Malicious attacks against computers are on the rise. Although fewer viruses have been written to attack GNU/Linux systems than Windows systems, GNU/Linux viruses do exist. Furthermore, the amount of other types of malware that can infect a computer running Linux — as well as the sheer number of attacks — are growing. Recently Wirenet.1 attacked computers running Linux and Mac OS X. The malware stole passwords and other information stored in the computer's Internet browser, email client, and instant messaging tool.

How myths about security grow

When mischief was the focus for malicious hackers, Windows systems were the primary target because they were easy to use and many novice users bought them. Some attacks were motivated by the desire to bring negative publicity to Microsoft, which was perceived as not supporting the open source community. These attacks fostered myths in computing circles that Windows security was weak.

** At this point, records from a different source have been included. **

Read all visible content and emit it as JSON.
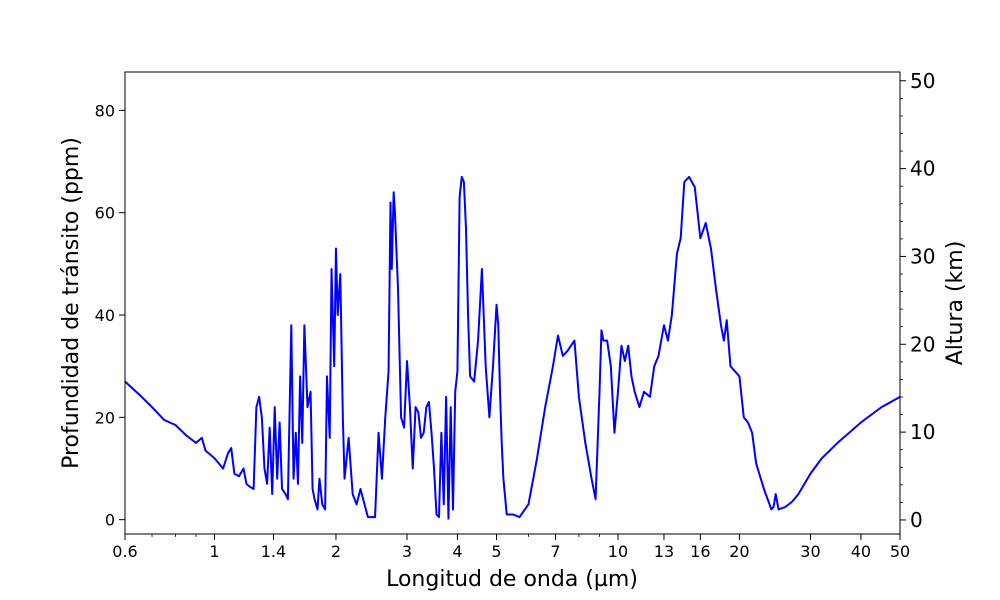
{
  "chart_data": {
    "type": "line",
    "xlabel": "Longitud de onda (µm)",
    "ylabel": "Profundidad de tránsito (ppm)",
    "ylabel_right": "Altura (km)",
    "x_scale": "log",
    "xlim": [
      0.6,
      50
    ],
    "ylim": [
      -2.8,
      87.5
    ],
    "ylim_right": [
      -1.6,
      51.0
    ],
    "x_ticks": [
      0.6,
      1,
      1.4,
      2,
      3,
      4,
      5,
      7,
      10,
      13,
      16,
      20,
      30,
      40,
      50
    ],
    "x_tick_labels": [
      "0.6",
      "1",
      "1.4",
      "2",
      "3",
      "4",
      "5",
      "7",
      "10",
      "13",
      "16",
      "20",
      "30",
      "40",
      "50"
    ],
    "y_ticks": [
      0,
      20,
      40,
      60,
      80
    ],
    "y_tick_labels": [
      "0",
      "20",
      "40",
      "60",
      "80"
    ],
    "y_right_ticks": [
      0,
      10,
      20,
      30,
      40,
      50
    ],
    "y_right_tick_labels": [
      "0",
      "10",
      "20",
      "30",
      "40",
      "50"
    ],
    "grid": false,
    "line_color": "#0000ff",
    "series": [
      {
        "x": [
          0.6,
          0.65,
          0.7,
          0.75,
          0.8,
          0.85,
          0.9,
          0.93,
          0.95,
          1.0,
          1.05,
          1.08,
          1.1,
          1.12,
          1.15,
          1.18,
          1.2,
          1.22,
          1.25,
          1.27,
          1.29,
          1.31,
          1.33,
          1.35,
          1.37,
          1.39,
          1.41,
          1.43,
          1.45,
          1.47,
          1.5,
          1.52,
          1.55,
          1.57,
          1.59,
          1.61,
          1.63,
          1.65,
          1.67,
          1.7,
          1.73,
          1.75,
          1.77,
          1.8,
          1.82,
          1.85,
          1.88,
          1.9,
          1.93,
          1.95,
          1.98,
          2.0,
          2.02,
          2.05,
          2.08,
          2.1,
          2.15,
          2.2,
          2.25,
          2.3,
          2.4,
          2.5,
          2.55,
          2.6,
          2.65,
          2.7,
          2.73,
          2.75,
          2.78,
          2.8,
          2.85,
          2.9,
          2.95,
          3.0,
          3.05,
          3.1,
          3.15,
          3.2,
          3.25,
          3.3,
          3.35,
          3.4,
          3.45,
          3.5,
          3.55,
          3.6,
          3.65,
          3.7,
          3.75,
          3.8,
          3.85,
          3.9,
          3.95,
          4.0,
          4.05,
          4.1,
          4.15,
          4.2,
          4.25,
          4.3,
          4.4,
          4.5,
          4.6,
          4.7,
          4.8,
          4.9,
          5.0,
          5.05,
          5.1,
          5.15,
          5.2,
          5.3,
          5.4,
          5.5,
          5.7,
          6.0,
          6.3,
          6.6,
          6.9,
          7.1,
          7.3,
          7.5,
          7.8,
          8.0,
          8.3,
          8.6,
          8.8,
          9.0,
          9.1,
          9.2,
          9.4,
          9.6,
          9.8,
          10.0,
          10.2,
          10.4,
          10.6,
          10.8,
          11.0,
          11.3,
          11.6,
          12.0,
          12.3,
          12.6,
          13.0,
          13.3,
          13.6,
          14.0,
          14.3,
          14.6,
          15.0,
          15.5,
          16.0,
          16.5,
          17.0,
          17.5,
          18.0,
          18.3,
          18.6,
          19.0,
          19.5,
          20.0,
          20.5,
          21.0,
          21.5,
          22.0,
          23.0,
          24.0,
          24.3,
          24.6,
          25.0,
          26.0,
          27.0,
          28.0,
          30.0,
          32.0,
          35.0,
          40.0,
          45.0,
          50.0
        ],
        "y": [
          27,
          24.5,
          22,
          19.5,
          18.5,
          16.5,
          15,
          16,
          13.5,
          12,
          10,
          13,
          14,
          9,
          8.5,
          10,
          7,
          6.5,
          6,
          22,
          24,
          20,
          10,
          7,
          18,
          5,
          22,
          8,
          19,
          6,
          5,
          4,
          38,
          8,
          17,
          7,
          28,
          15,
          38,
          22,
          25,
          6,
          4,
          2,
          8,
          3,
          2,
          28,
          16,
          49,
          30,
          53,
          40,
          48,
          20,
          8,
          16,
          5,
          3,
          6,
          0.5,
          0.5,
          17,
          8,
          20,
          29,
          62,
          49,
          64,
          60,
          45,
          20,
          18,
          31,
          22,
          10,
          22,
          21,
          16,
          17,
          22,
          23,
          17,
          10,
          1,
          0.5,
          17,
          3,
          24,
          0.2,
          22,
          2,
          25,
          29,
          63,
          67,
          66,
          57,
          40,
          28,
          27,
          35,
          49,
          30,
          20,
          30,
          42,
          38,
          25,
          15,
          8,
          1,
          1,
          1,
          0.5,
          3,
          12,
          22,
          30,
          36,
          32,
          33,
          35,
          24,
          15,
          8,
          4,
          25,
          37,
          35,
          35,
          30,
          17,
          25,
          34,
          31,
          34,
          28,
          25,
          22,
          25,
          24,
          30,
          32,
          38,
          35,
          40,
          52,
          55,
          66,
          67,
          65,
          55,
          58,
          53,
          45,
          38,
          35,
          39,
          30,
          29,
          28,
          20,
          19,
          17,
          11,
          6,
          2,
          2.5,
          5,
          2,
          2.5,
          3.5,
          5,
          9,
          12,
          15,
          19,
          22,
          24
        ]
      }
    ]
  }
}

Platform-independent environments such as OpenOffice.org, Perl, and Mozilla Firefox are not exempt. For example, Dropper.MsPMs, a malicious Java archive (JAR) file, was found on machines running Windows, Mac OS X, and Linux.

Some malware packages are written specifically for GNU/Linux. A rootkit— a collection of tools that let an attacker gain access to the root (administrator) account on your computer — are part of the same software family as Trojan horses. These malware packages go by different names such as tOrn and ARK.